As critical infrastructure sectors adopt federal cybersecurity guidelines, a group of federal agencies tasked with cyber risk management aren’t measuring and assessing security improvements, according to a new report from the Government Accountability Office.
A 2013 presidential directive that was enshrined into law in the 2021 defense policy bill assigns responsibility for risk management across 16 critical infrastructure sectors to nine federal agencies. According to the report, those sector risk management agencies have not fully assessed the adoption of cybersecurity standards in 13 of the 16 major critical infrastructure sectors.

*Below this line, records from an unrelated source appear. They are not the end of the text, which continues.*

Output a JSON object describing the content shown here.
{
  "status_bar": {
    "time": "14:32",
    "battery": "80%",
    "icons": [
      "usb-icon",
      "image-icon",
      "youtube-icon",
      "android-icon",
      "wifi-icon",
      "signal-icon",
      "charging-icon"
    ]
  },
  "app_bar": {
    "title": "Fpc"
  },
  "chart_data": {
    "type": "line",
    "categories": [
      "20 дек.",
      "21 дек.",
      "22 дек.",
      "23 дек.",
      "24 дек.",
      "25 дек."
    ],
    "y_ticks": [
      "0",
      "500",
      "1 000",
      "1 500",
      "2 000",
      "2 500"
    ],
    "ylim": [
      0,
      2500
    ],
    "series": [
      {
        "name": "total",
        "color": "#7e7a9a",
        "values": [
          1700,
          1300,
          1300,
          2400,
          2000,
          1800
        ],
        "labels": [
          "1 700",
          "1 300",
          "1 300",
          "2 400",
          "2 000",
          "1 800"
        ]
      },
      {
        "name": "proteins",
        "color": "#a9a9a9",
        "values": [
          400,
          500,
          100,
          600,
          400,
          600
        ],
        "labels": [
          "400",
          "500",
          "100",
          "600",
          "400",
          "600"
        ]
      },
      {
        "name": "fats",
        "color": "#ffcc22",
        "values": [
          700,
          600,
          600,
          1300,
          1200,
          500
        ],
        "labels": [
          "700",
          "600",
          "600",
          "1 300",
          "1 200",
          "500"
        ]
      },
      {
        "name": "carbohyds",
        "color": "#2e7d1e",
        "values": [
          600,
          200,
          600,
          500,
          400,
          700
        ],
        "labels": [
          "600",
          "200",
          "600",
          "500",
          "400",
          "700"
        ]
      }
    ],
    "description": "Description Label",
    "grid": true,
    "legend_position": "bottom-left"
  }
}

From nuclear reactors and critical manufacturing, to healthcare and emergency services, the report said agencies with responsibilities across nine sectors failed to determine the extent of implementation of the National Institute for Standards and Technology’s Framework for Improving Critical Infrastructure Cybersecurity. The framework provides sectors with a comprehensive cybersecurity program, featuring core security functions and technical safeguards to mitigate vulnerabilities and protect against intrusions.
Agencies have assessed the adoption of the framework in the defense industrial base, government facilities and water and wastewater systems.
Results were mixed in other critical infrastructure areas.
In some cases, steps were taken to determine the adoption of the framework: the Department of Energy began tracking requests for sector-based cybersecurity toolkits, for example. Yet most agencies struggled to track and assess the level of implementation across sectors.
Implementation of the NIST standards is voluntary and agencies don’t have authorities to obtain information from critical infrastructure operators other than through surveys and information sharing with sector-specific industry groups.
Additionally, as was noted in the report, agency activity can be diverted by ongoing crises.
“Officials from HHS stated that other priorities, such as the COVID-19 response and managing response planning and recovery from an increase in ransomware attacks, have stretched resources thin and shifted the focus away from determining adoption of the framework,” the report states.
There have been some noted successes in the three sectors in which agencies charged with risk management measured the adoption of the NIST framework, according to the report. Officials with the Environmental Protection Agency’s Office of Groundwater and Drinking Water noted a 32% increase in framework-recommended security controls within 146 water utilities which requested voluntary technical assessments.